Year 1
Specific Aims proposed in this application are designed to significantly advance our understanding in hESC biology towards (1) the epigenetic control of OCT3/4 and its functional contribution to the stem cell pluripotency, (2) the role of cell cycle regulatory mechanism in stem cell self-renewal/differentiation decision, and (3) the potential utilization of molecular regulatory mechanism for future regenerative therapeutics. There are three main specific aims proposed.
Specific Aim 1: Significance of CDK2AP1-mediated molecular regulation in hESC self-renewal/differentiation.
Specific Aim 2: Systems biology analysis to identify key molecular pathways in CDK2AP1-mediated hESC regulation.
Specific Aim 3: Identification of small molecule activator for OCT3/4.
These aims are based on our preliminary study using mouse embryonic stem cells.
The main goal of this proposal is to further translate what we have found with Cdk2ap1 knockout mESC model to human embryonic stem cell biology. Acknowledging the difference between mouse model and human model, we have performed the proposed study in parallel by using our established mESC model and also generating and testing hESC model.

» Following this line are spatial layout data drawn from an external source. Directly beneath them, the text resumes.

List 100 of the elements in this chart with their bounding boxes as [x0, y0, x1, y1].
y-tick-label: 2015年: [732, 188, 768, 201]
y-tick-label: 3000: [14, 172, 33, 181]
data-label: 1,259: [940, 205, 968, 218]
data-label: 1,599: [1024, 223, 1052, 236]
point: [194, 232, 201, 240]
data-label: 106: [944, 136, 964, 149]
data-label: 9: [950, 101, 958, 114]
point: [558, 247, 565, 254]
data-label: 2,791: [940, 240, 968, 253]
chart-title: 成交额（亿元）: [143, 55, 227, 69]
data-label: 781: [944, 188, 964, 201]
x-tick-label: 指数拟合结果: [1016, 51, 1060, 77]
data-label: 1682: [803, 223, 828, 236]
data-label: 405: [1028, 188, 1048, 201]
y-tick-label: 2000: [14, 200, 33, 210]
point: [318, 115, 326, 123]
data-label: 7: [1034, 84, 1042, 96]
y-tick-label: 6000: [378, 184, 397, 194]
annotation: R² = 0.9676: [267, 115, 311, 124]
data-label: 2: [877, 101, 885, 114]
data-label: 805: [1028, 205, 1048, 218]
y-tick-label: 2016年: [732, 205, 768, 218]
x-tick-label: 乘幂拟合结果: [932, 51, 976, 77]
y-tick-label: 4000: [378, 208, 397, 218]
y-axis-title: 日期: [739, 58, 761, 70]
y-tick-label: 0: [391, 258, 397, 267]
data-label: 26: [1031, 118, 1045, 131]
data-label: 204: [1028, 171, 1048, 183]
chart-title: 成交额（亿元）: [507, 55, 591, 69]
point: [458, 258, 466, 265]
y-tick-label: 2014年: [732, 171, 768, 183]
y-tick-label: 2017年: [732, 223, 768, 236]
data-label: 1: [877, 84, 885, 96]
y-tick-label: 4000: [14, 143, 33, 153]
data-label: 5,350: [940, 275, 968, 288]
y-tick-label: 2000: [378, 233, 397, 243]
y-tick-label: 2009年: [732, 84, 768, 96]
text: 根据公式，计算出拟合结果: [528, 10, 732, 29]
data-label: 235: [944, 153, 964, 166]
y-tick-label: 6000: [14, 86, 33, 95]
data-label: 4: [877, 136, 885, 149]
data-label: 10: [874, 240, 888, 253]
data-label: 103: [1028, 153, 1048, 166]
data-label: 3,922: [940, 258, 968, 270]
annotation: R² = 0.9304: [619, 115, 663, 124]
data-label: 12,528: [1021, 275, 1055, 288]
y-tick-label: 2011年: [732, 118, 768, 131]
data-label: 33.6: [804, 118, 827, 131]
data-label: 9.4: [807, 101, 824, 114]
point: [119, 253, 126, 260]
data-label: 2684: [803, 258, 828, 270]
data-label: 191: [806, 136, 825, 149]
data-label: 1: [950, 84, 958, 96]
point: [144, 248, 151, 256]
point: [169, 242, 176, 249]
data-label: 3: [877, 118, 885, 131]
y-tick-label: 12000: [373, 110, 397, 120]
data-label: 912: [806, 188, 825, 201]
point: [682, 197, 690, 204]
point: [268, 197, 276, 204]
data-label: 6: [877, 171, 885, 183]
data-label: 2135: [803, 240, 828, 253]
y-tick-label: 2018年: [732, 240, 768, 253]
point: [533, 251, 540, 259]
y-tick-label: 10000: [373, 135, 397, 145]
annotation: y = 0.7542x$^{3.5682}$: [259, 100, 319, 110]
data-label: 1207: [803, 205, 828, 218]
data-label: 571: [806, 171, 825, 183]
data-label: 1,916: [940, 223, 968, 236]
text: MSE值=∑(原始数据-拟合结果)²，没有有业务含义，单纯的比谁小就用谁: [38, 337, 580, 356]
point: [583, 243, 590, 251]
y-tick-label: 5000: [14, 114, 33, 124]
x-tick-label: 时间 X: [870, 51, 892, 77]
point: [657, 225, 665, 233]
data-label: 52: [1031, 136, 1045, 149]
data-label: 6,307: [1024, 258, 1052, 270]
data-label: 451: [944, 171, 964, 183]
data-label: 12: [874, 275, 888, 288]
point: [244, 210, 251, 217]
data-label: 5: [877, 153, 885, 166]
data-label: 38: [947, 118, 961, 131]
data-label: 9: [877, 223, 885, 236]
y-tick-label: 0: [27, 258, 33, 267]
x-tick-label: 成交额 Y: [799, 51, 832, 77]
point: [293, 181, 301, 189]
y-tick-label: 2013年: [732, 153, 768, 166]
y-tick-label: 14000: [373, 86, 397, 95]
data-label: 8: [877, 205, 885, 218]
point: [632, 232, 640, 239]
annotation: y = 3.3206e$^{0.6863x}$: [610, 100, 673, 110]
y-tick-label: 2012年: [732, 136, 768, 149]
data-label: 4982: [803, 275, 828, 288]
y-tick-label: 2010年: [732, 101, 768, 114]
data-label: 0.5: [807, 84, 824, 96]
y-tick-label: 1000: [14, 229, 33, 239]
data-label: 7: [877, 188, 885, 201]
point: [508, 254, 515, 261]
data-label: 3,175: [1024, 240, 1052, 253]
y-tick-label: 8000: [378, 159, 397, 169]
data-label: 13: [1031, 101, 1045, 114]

For Specific Aim 1 in the Year 1, we have further detailed our knowledge on how CDK2AP1 epigenetically regulates Oct3/4 promoter at the molecular level. We have recently made a novel finding that CDK2AP1 may play a role in the regulation of Oct3/4 in the sequence specific manner along with NuRD complex. This has been also confirmed in hESC model. We have also found that CDK2AP1 may exert its effect through changes in cellular localization and conformation during the differentiation of hESC. We are in the process of further detailing this mechanism to link the cell cycle regulatory role of CDK2AP1 through CDK2/RB and the epigenetic role in stem cell differentiation. We have generated necessary hESC cell lines to further perform the proposed studies. At the end of the Year 2 as planned, we are expecting to submit a manuscript and related to the Aim 1. An NIH RO1 grant will be submitted for the next cycle related to our new findings.
For Specific Aim 2, we have performed and obtained significant amount of data that advance our understanding on the molecular role of CDK2AP1 in stem cell differentiation. We have newly found CDK2AP1 significantly alter DNA methylation of key signaling pathways, especially Wnt pathway that is known to have a significant impact on stem cell maintenance and differentiation. We have detailed molecular axis related to the epigenetic regulation of Wnt pathway by CDK2AP1 and a manuscript is in the preparation. Using the hESC cell lines we have generated, we will perform systems biology approach as proposed in the Year 2. This will enable us to generate significant amount of data related to the epigenetic role of CDK2AP1 in hESC differentiation.
For Specific Aim 3, we have generated hESC sublines with human OCT3/4 promoter-GFP and human CDK2AP1-GFP for chemical library screening. We will generate more deletion mutants of CDK2AP1 promoter-RFP lines and test them before we initiate the works proposed in the Aim 3. We will initiate the proposed Aim 3 near the end of the Year 2.